I’ve been waiting until I had time to do an in-depth review of Free but I’m seeing that that time isn’t going to happen. So I’ll keep bloggin in bits on it. Two things I wanted to highlight.
1. An interesting experiment in which researchers sold two kinds of treats. Deluxe chocolates for 15 cents and Hershey’s Kisses for 1 cent. 73% of consumers chose the deluxe chocolates, which were priced at about half their wholesale cost. Then they sold deluxe chocolates for 14 cents and Hershey’s kisses for free. Same price differential, but now 69% of folks chose the Kiss.

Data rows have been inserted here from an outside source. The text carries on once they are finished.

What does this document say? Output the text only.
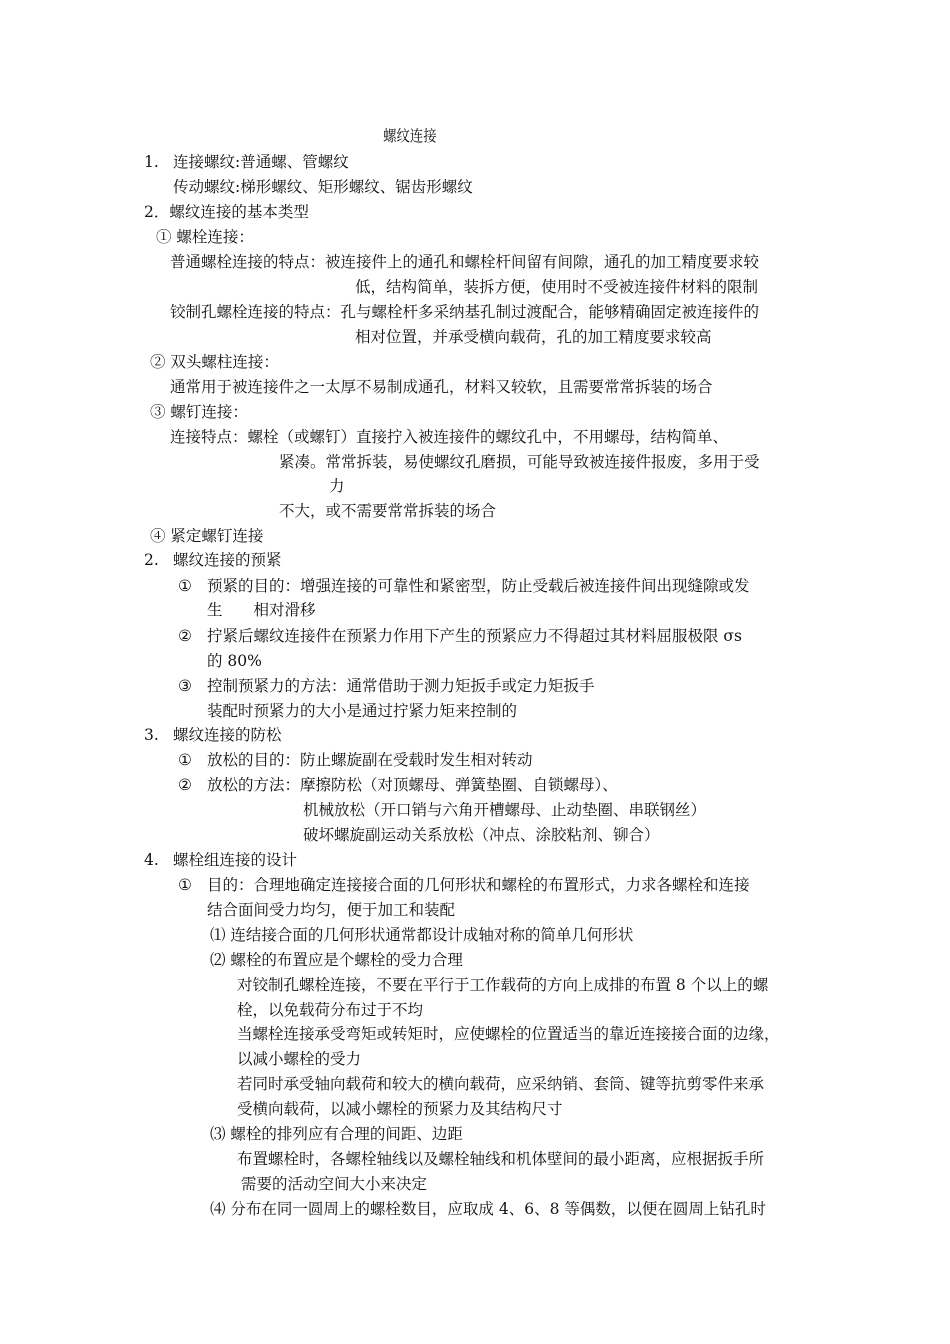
螺纹连接
1. 连接螺纹:普通螺、管螺纹
传动螺纹:梯形螺纹、矩形螺纹、锯齿形螺纹
2．螺纹连接的基本类型
① 螺栓连接：
普通螺栓连接的特点：被连接件上的通孔和螺栓杆间留有间隙，通孔的加工精度要求较
低，结构简单，装拆方便，使用时不受被连接件材料的限制
铰制孔螺栓连接的特点：孔与螺栓杆多采纳基孔制过渡配合，能够精确固定被连接件的
相对位置，并承受横向载荷，孔的加工精度要求较高
② 双头螺柱连接：
通常用于被连接件之一太厚不易制成通孔，材料又较软，且需要常常拆装的场合
③ 螺钉连接：
连接特点：螺栓（或螺钉）直接拧入被连接件的螺纹孔中，不用螺母，结构简单、
紧凑。常常拆装，易使螺纹孔磨损，可能导致被连接件报废，多用于受
力
不大，或不需要常常拆装的场合
④ 紧定螺钉连接
2. 螺纹连接的预紧
① 预紧的目的：增强连接的可靠性和紧密型，防止受载后被连接件间出现缝隙或发
生　　相对滑移
② 拧紧后螺纹连接件在预紧力作用下产生的预紧应力不得超过其材料屈服极限 σs
的 80%
③ 控制预紧力的方法：通常借助于测力矩扳手或定力矩扳手
装配时预紧力的大小是通过拧紧力矩来控制的
3. 螺纹连接的防松
① 放松的目的：防止螺旋副在受载时发生相对转动
② 放松的方法：摩擦防松（对顶螺母、弹簧垫圈、自锁螺母）、
机械放松（开口销与六角开槽螺母、止动垫圈、串联钢丝）
破坏螺旋副运动关系放松（冲点、涂胶粘剂、铆合）
4. 螺栓组连接的设计
① 目的：合理地确定连接接合面的几何形状和螺栓的布置形式，力求各螺栓和连接
结合面间受力均匀，便于加工和装配
⑴ 连结接合面的几何形状通常都设计成轴对称的简单几何形状
⑵ 螺栓的布置应是个螺栓的受力合理
对铰制孔螺栓连接，不要在平行于工作载荷的方向上成排的布置 8 个以上的螺
栓，以免载荷分布过于不均
当螺栓连接承受弯矩或转矩时，应使螺栓的位置适当的靠近连接接合面的边缘，
以减小螺栓的受力
若同时承受轴向载荷和较大的横向载荷，应采纳销、套筒、键等抗剪零件来承
受横向载荷，以减小螺栓的预紧力及其结构尺寸
⑶ 螺栓的排列应有合理的间距、边距
布置螺栓时，各螺栓轴线以及螺栓轴线和机体壁间的最小距离，应根据扳手所
需要的活动空间大小来决定
⑷ 分布在同一圆周上的螺栓数目，应取成 4、6、8 等偶数，以便在圆周上钻孔时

This illustration shows the power of “free.” Free is not just another price, it’s a radical price — there’s free, and then there’s everything else Anderson says. Free takes away the question of “should I pull out my wallet” and makes a “purchasing” decision much easier.
2. I was intriged by an account by Derek Webb. He had a record he likes, but it wasn’t selling. So he started giving away copies, but he would also collect email addresses, zipcodes and asked people to email five friends to let them know about the CD (he did not collect the email addresses). So he gave away 80,000 copies of the album and filtered his list by zipcodes to find out where “fans” were who might be interested in a concert. He sells out shows and sells a lot of merchandise.
To me that seemed like a very clever way to take “free” and make money on it.